Sez. 1, n. 4480 del 10/12/2004, Galatolo; Sez. 1 n. 14551 del 3/3/2006, Di Giacomo; Sez. 1 n. 15283 del 30/03/2006, Orefice; sez. 1, n. 12477 del 16.1.2007, Putrone; Sez. 1) rendono l’istituto compatibile con il rispetto dei diritti fondamentali e legittima la sua applicazione.

3. Per il resto, il ricorso articola doglianze sulla motivazione improponibili in questa sede, giacchè avverso il decreto del Tribunale che decide sul reclamo ex L. n. 354 del 1975, art. 41 bis, il ricorso è ammesso solo per violazione di legge.

Ora è vero che nella nozione di violazione di legge rientra la mancanza o la mera apparenza della motivazione, ma questo non è il caso del provvedimento impugnato, che non soltanto non ha omesso di considerare se sussistevano elementi capaci di far ritenere cessato Il pericolo di collegamenti con la criminalità mafiosa, ma ha sul punto offerto giustificazioni plausbili e adeguate, che il ricorrente confuta opponendo meri argomenti di fatto, per di più privi di autosufficienza.
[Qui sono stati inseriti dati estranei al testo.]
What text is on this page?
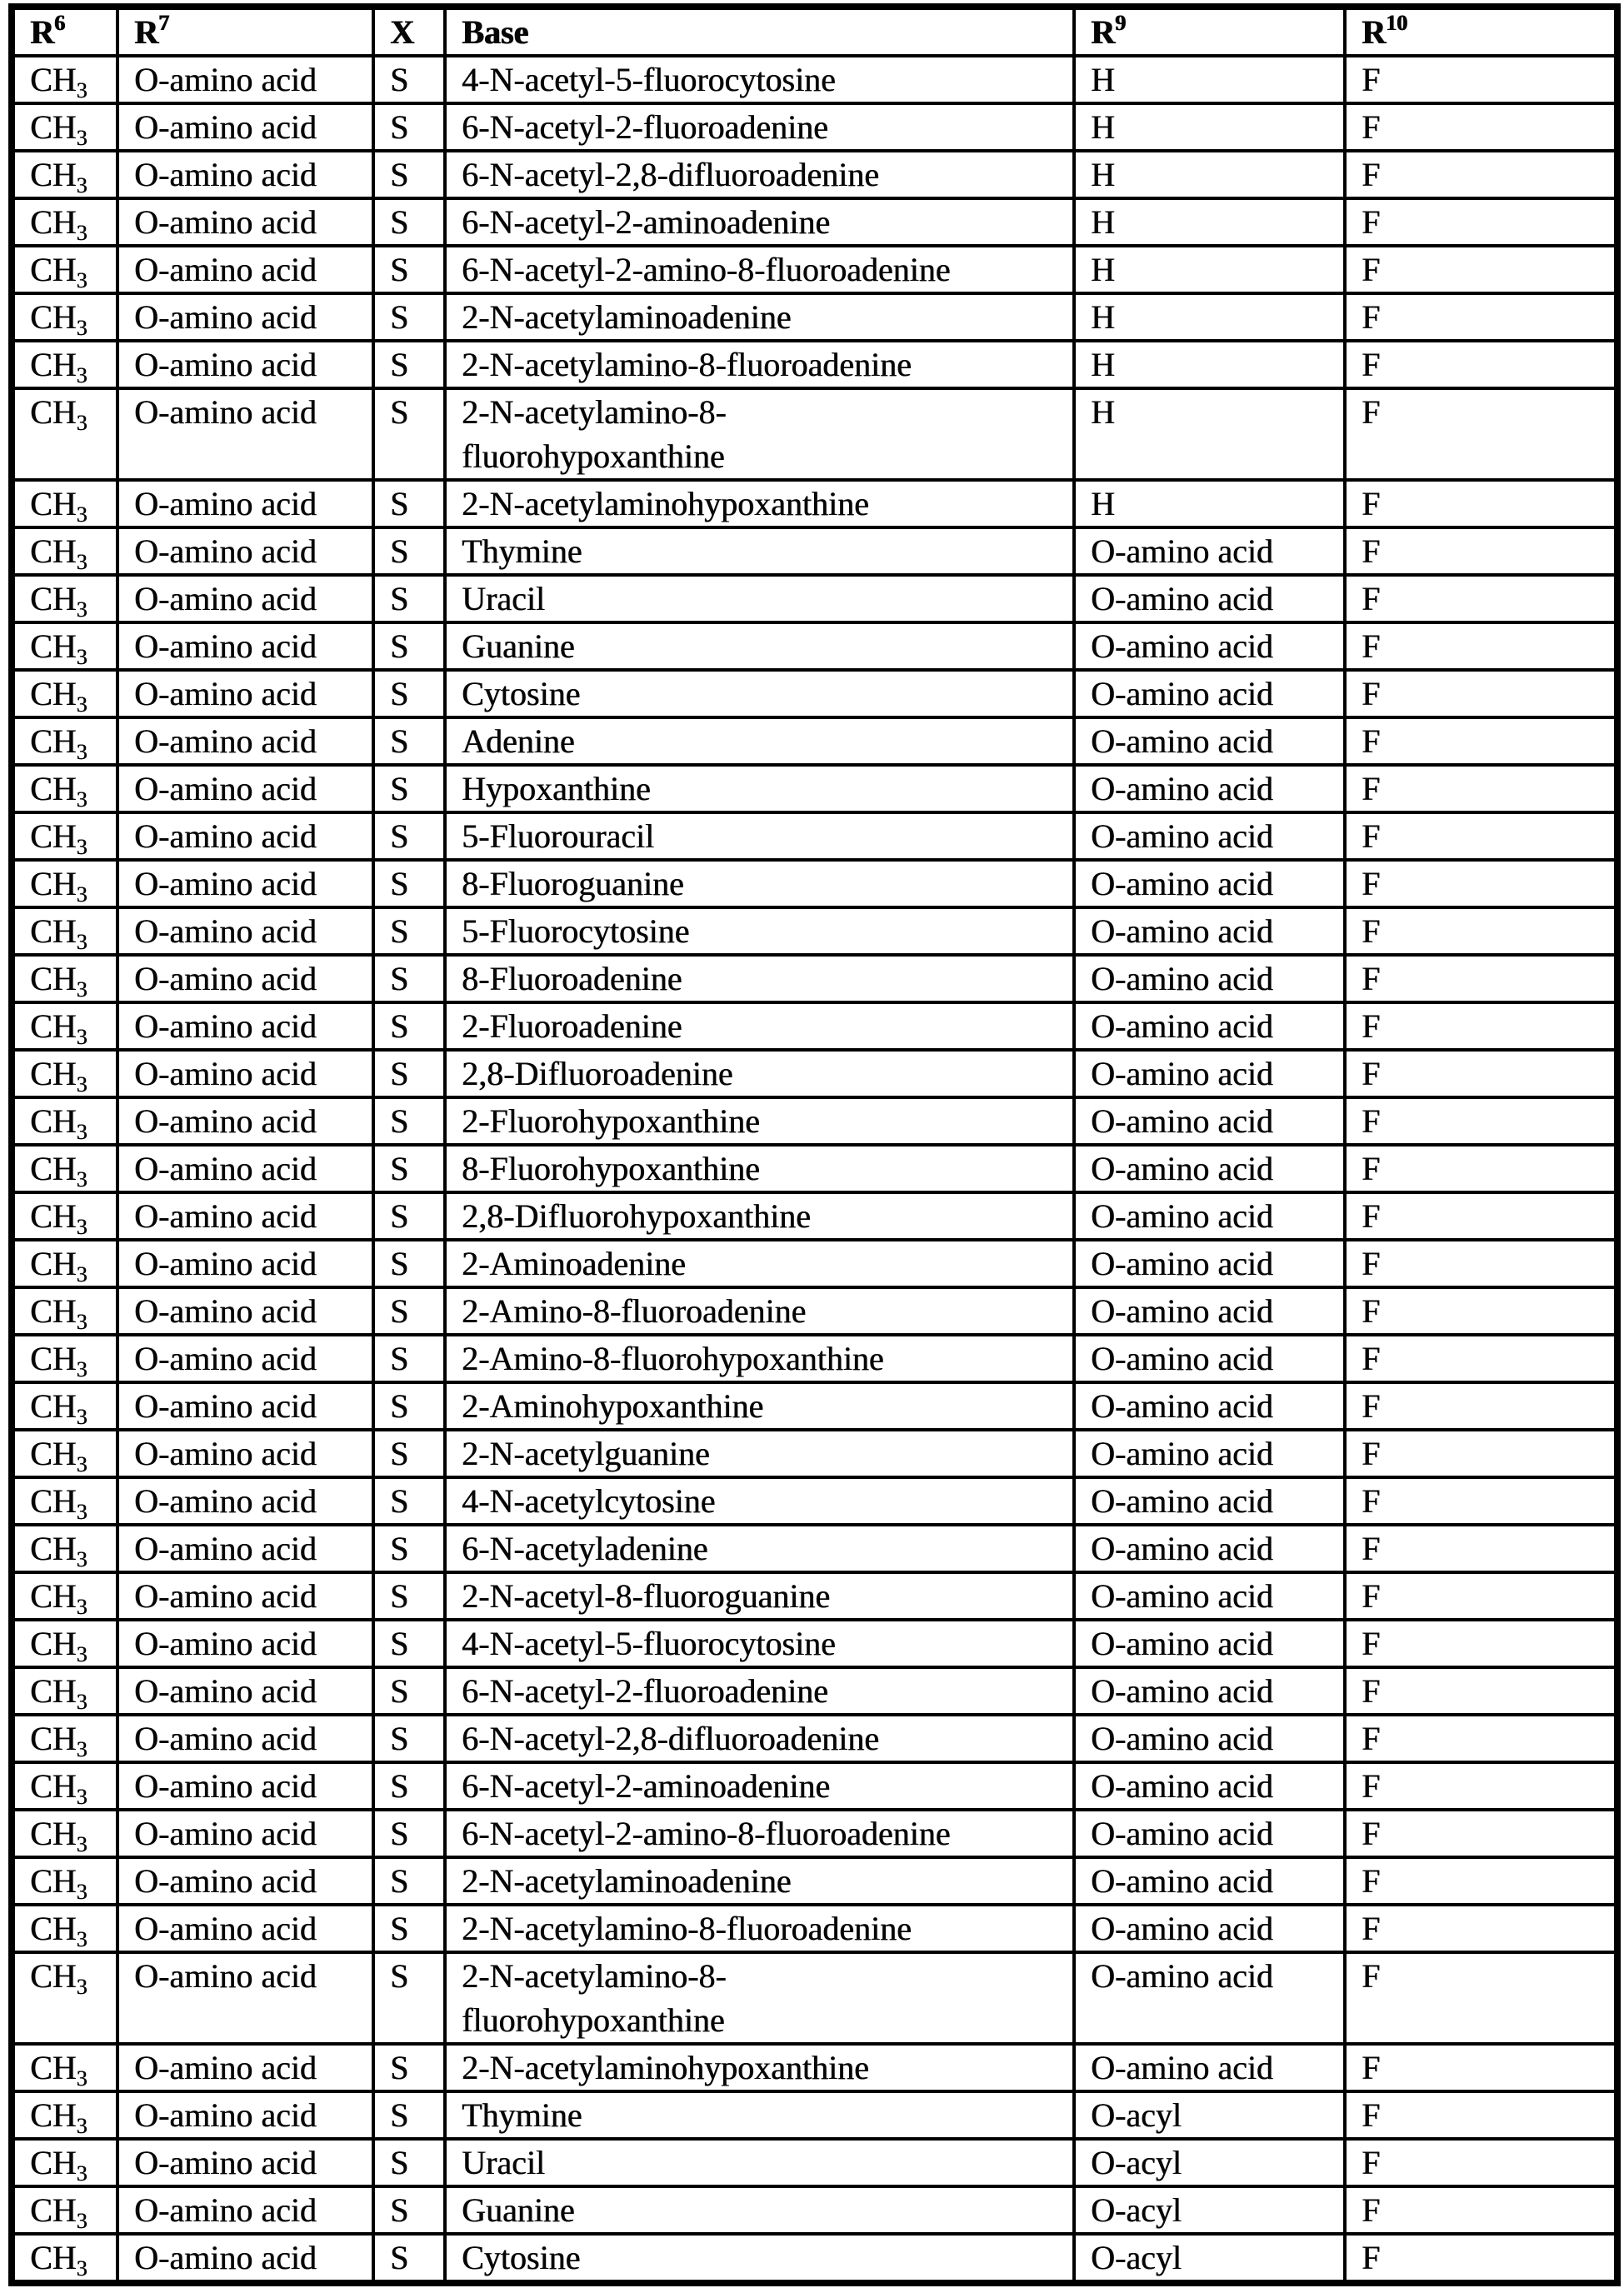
$R^6$	$R^7$	X	Base	$R^9$	$R^{10}$
$CH_3$	O-amino acid	S	4-N-acetyl-5-fluorocytosine	H	F
$CH_3$	O-amino acid	S	6-N-acetyl-2-fluoroadenine	H	F
$CH_3$	O-amino acid	S	6-N-acetyl-2,8-difluoroadenine	H	F
$CH_3$	O-amino acid	S	6-N-acetyl-2-aminoadenine	H	F
$CH_3$	O-amino acid	S	6-N-acetyl-2-amino-8-fluoroadenine	H	F
$CH_3$	O-amino acid	S	2-N-acetylaminoadenine	H	F
$CH_3$	O-amino acid	S	2-N-acetylamino-8-fluoroadenine	H	F
$CH_3$	O-amino acid	S	2-N-acetylamino-8-
fluorohypoxanthine	H	F
$CH_3$	O-amino acid	S	2-N-acetylaminohypoxanthine	H	F
$CH_3$	O-amino acid	S	Thymine	O-amino acid	F
$CH_3$	O-amino acid	S	Uracil	O-amino acid	F
$CH_3$	O-amino acid	S	Guanine	O-amino acid	F
$CH_3$	O-amino acid	S	Cytosine	O-amino acid	F
$CH_3$	O-amino acid	S	Adenine	O-amino acid	F
$CH_3$	O-amino acid	S	Hypoxanthine	O-amino acid	F
$CH_3$	O-amino acid	S	5-Fluorouracil	O-amino acid	F
$CH_3$	O-amino acid	S	8-Fluoroguanine	O-amino acid	F
$CH_3$	O-amino acid	S	5-Fluorocytosine	O-amino acid	F
$CH_3$	O-amino acid	S	8-Fluoroadenine	O-amino acid	F
$CH_3$	O-amino acid	S	2-Fluoroadenine	O-amino acid	F
$CH_3$	O-amino acid	S	2,8-Difluoroadenine	O-amino acid	F
$CH_3$	O-amino acid	S	2-Fluorohypoxanthine	O-amino acid	F
$CH_3$	O-amino acid	S	8-Fluorohypoxanthine	O-amino acid	F
$CH_3$	O-amino acid	S	2,8-Difluorohypoxanthine	O-amino acid	F
$CH_3$	O-amino acid	S	2-Aminoadenine	O-amino acid	F
$CH_3$	O-amino acid	S	2-Amino-8-fluoroadenine	O-amino acid	F
$CH_3$	O-amino acid	S	2-Amino-8-fluorohypoxanthine	O-amino acid	F
$CH_3$	O-amino acid	S	2-Aminohypoxanthine	O-amino acid	F
$CH_3$	O-amino acid	S	2-N-acetylguanine	O-amino acid	F
$CH_3$	O-amino acid	S	4-N-acetylcytosine	O-amino acid	F
$CH_3$	O-amino acid	S	6-N-acetyladenine	O-amino acid	F
$CH_3$	O-amino acid	S	2-N-acetyl-8-fluoroguanine	O-amino acid	F
$CH_3$	O-amino acid	S	4-N-acetyl-5-fluorocytosine	O-amino acid	F
$CH_3$	O-amino acid	S	6-N-acetyl-2-fluoroadenine	O-amino acid	F
$CH_3$	O-amino acid	S	6-N-acetyl-2,8-difluoroadenine	O-amino acid	F
$CH_3$	O-amino acid	S	6-N-acetyl-2-aminoadenine	O-amino acid	F
$CH_3$	O-amino acid	S	6-N-acetyl-2-amino-8-fluoroadenine	O-amino acid	F
$CH_3$	O-amino acid	S	2-N-acetylaminoadenine	O-amino acid	F
$CH_3$	O-amino acid	S	2-N-acetylamino-8-fluoroadenine	O-amino acid	F
$CH_3$	O-amino acid	S	2-N-acetylamino-8-
fluorohypoxanthine	O-amino acid	F
$CH_3$	O-amino acid	S	2-N-acetylaminohypoxanthine	O-amino acid	F
$CH_3$	O-amino acid	S	Thymine	O-acyl	F
$CH_3$	O-amino acid	S	Uracil	O-acyl	F
$CH_3$	O-amino acid	S	Guanine	O-acyl	F
$CH_3$	O-amino acid	S	Cytosine	O-acyl	F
Basterà a tale proposito perciò ricordare che, a giustificazione della decisione, il Tribunale non s’è limitato a riprodurre un escursus di principi giurisprudenziali o a richiamare genericamente gli argomenti dei precedenti decreti, ma ha articolatamente affermato che doveva ritenersi persistente la pericolosità qualificata e la capacità del sottoposto di tenere collegamenti con l’associazione criminale d’appartenenza sulla scorta degli specifici elementi indicati nei pareri della DDA di Palermo in data 24.11 e 29.12.2009, dalla DDA di Firenze in data 27.10.2009, dalla DNA il 15.12.2009, in particolare evidenziando: la sua qualità di uomo di onore ed esponente di primo piano della famiglia mafiosa di Castellammare del Golfo; il suo ruolo di spicco nell’organizzazione "Cosa nostra" delle province di Trapani e di Alcamo (mandamento vitale e pericoloso, secondo quanto emergeva dalla ordinanza cautelare 27.10.2009 del Giudice per le indagini preliminari del Tribunale di Palermo); il coinvolgimento mafioso dei suoi familiari (moglie e figlio, arrestati nel 2004); la perdurante latitanza di pericolosi esponenti del gruppo mafioso; la assenza di qualsivoglia elemento da cui indurre un mutamento del ruolo; il tenore elevato di vita dei familiari nonostante la mancanza di attività lavorative lecite; l’assenza di suoi comportamenti in conflitto con l’appartenenza mafiosa (la mancanza cioè di un qualunque segnale di "ravvedimento").

4. Al rigetto del ricorso consegue, ai sensi dell’art. 616 c.p.p., la condanna del ricorrente al pagamento delle spese del procedimento.

P.Q.M.

Rigetta il ricorso e condanna il ricorrente al pagamento delle spese del procedimento.